Quel est l’objectif de votre dernier projet ‘Oasis de Vie’  pour les personnes du troisième âge ?

Oasis de Vie est un projet humanitaire et social qui est né d’une nécessité de venir en aide aux personnes ayant besoin de soins médicaux intermédiaires, aux patients atteints de la maladie d’Alzheimer, aux patients dont le cas nécessite des soins palliatifs ou des soins de fin de vie, enfin et surtout aux personnes du troisième âge qui souhaiteraient finir leur vie dans un environnement chaleureux.
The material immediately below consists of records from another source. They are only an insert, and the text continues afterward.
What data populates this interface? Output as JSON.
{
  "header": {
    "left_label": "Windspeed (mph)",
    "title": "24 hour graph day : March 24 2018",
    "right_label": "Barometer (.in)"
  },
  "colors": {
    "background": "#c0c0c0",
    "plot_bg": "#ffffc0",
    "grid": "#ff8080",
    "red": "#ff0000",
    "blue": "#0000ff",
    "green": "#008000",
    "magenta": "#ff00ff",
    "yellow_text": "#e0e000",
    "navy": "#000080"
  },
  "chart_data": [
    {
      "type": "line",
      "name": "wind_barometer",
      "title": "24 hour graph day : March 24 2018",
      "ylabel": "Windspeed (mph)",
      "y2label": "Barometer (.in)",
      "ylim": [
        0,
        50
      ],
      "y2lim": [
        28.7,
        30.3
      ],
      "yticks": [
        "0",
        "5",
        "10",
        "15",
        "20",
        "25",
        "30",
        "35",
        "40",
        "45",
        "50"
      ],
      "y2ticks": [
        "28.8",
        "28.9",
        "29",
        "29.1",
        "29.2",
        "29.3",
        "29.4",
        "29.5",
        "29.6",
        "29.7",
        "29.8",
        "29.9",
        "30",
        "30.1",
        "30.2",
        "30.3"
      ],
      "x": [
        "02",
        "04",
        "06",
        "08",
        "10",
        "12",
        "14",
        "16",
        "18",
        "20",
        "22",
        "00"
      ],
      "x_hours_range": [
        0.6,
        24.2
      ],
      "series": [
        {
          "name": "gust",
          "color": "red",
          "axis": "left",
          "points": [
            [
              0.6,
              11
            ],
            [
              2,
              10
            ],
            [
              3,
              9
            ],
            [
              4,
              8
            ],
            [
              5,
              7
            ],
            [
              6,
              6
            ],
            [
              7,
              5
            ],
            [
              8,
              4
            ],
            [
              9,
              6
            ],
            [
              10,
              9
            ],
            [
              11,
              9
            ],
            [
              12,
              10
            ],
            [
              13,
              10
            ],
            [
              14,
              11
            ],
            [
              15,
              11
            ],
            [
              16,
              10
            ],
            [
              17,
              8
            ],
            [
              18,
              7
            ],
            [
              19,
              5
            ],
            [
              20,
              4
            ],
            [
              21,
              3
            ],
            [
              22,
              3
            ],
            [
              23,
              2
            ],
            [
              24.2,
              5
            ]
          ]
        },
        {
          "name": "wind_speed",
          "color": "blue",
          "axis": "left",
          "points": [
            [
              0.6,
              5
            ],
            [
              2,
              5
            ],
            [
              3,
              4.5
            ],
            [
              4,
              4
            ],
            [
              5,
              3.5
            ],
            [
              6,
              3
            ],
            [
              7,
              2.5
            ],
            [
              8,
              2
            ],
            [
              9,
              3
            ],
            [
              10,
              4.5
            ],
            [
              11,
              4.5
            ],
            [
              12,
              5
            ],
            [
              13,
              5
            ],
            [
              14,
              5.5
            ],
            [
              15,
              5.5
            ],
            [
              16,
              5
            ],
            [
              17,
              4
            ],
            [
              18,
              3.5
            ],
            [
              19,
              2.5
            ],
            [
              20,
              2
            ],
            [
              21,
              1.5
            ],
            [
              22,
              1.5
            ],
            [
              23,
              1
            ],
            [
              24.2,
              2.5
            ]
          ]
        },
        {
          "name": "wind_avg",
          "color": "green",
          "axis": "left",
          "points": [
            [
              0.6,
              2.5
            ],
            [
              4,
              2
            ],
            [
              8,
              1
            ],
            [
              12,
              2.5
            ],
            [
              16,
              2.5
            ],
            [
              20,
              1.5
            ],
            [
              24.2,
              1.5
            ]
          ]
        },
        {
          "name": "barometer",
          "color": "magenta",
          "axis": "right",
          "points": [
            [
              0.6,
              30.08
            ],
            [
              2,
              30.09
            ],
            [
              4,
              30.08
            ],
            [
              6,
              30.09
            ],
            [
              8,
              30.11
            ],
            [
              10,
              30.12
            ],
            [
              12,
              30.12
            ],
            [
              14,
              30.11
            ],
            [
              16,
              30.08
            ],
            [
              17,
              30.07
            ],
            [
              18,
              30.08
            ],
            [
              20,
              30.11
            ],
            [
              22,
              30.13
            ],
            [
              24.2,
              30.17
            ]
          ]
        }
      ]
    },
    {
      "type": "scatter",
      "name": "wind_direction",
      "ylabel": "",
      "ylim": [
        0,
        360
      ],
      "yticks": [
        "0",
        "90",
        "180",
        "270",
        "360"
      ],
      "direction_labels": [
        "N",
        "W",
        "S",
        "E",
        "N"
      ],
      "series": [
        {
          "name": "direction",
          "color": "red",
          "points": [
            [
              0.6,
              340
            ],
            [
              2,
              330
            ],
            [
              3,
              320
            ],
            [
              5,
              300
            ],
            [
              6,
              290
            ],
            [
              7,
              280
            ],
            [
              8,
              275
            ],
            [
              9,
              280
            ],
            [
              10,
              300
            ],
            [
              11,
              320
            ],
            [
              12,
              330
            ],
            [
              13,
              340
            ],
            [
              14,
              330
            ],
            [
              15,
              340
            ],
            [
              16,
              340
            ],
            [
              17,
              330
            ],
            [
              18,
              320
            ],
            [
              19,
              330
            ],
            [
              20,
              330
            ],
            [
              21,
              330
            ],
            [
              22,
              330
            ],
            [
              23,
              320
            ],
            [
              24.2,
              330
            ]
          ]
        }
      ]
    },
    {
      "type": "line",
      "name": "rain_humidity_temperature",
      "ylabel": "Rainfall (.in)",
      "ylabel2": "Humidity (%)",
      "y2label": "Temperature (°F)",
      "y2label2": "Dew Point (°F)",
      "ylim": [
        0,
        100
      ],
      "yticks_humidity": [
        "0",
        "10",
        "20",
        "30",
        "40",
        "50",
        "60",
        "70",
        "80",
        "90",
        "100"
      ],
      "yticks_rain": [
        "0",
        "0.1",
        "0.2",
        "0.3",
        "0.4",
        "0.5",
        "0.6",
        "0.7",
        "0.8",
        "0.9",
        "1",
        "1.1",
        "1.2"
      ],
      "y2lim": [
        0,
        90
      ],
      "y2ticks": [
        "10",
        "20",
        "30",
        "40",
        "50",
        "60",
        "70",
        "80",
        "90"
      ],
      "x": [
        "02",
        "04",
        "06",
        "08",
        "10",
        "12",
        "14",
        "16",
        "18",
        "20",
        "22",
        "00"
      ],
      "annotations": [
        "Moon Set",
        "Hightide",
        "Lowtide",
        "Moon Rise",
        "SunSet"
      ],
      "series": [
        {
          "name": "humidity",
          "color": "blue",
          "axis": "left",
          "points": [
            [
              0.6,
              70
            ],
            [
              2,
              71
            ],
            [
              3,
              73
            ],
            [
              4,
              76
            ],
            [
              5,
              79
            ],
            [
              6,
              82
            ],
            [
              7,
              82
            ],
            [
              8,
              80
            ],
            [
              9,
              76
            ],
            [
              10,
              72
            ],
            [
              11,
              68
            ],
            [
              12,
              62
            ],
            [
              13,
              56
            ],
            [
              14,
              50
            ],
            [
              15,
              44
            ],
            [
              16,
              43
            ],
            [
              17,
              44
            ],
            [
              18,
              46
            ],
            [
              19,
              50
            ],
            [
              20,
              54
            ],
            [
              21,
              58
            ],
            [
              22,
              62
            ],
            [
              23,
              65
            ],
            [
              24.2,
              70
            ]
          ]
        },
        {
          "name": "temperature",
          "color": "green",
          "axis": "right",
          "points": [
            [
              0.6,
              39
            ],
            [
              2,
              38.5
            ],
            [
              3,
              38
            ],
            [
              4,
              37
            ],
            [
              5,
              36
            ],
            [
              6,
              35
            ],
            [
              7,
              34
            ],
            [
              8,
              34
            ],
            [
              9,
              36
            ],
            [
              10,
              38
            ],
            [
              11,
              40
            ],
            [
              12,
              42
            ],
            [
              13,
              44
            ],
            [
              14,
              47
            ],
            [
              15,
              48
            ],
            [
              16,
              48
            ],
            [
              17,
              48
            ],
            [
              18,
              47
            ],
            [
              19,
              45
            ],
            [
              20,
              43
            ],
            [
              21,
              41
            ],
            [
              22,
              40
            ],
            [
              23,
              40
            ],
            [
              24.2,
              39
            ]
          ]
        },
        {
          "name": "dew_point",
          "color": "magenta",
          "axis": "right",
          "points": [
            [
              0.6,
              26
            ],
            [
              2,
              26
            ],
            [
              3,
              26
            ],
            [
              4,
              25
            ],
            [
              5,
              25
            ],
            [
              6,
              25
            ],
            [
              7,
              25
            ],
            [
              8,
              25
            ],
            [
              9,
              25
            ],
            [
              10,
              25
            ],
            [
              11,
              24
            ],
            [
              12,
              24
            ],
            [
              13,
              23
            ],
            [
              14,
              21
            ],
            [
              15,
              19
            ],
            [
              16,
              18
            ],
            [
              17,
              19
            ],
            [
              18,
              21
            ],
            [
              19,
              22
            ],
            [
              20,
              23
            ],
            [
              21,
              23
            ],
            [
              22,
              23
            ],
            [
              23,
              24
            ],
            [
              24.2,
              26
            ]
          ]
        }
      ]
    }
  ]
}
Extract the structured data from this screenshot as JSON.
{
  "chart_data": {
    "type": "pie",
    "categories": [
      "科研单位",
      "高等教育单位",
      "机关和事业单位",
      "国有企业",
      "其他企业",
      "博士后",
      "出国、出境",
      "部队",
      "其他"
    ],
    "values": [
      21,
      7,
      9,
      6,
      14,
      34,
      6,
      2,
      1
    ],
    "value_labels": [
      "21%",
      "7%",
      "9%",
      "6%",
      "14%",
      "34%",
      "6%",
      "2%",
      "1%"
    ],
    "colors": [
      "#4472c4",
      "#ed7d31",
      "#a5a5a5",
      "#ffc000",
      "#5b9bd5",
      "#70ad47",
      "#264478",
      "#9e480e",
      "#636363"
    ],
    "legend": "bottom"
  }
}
Tout ceci se fait sous contrôle médical et la nouveauté de ce centre est certainement le club social où des soins de jour et un suivi quotidien sont donnés à toute personne qui le souhaite, toute personne que sa famille amènerait le matin pour reprendre le soir et qui sera accueilli dans un club muni d’une belle terrasse où un repas est servi, des animations sont organisées et les gens se rencontrent au lieu de rester seuls chez eux.

Cette facilité est ouverte aux personnes résidant dans le centre mais aussi du dehors. Les rentrées réalisées sont reversées à l’association. De même, les pertes éventuelles sont couvertes par elle. L’association étudie le cas des personnes démunies afin de leur fournir un soutien matériel partiel ou total. Nous ne cherchons pas le profit. Nous souhaitons seulement couvrir nos frais de fonctionnement. Nous sommes convaincus en tant qu’association que l’Oasis de Vie jouera un rôle social important que nous sommes fiers de remplir.

Rien ne remplace une visite sur le terrain où les personnes en charge de l’Oasis seront très heureuses de le faire visiter.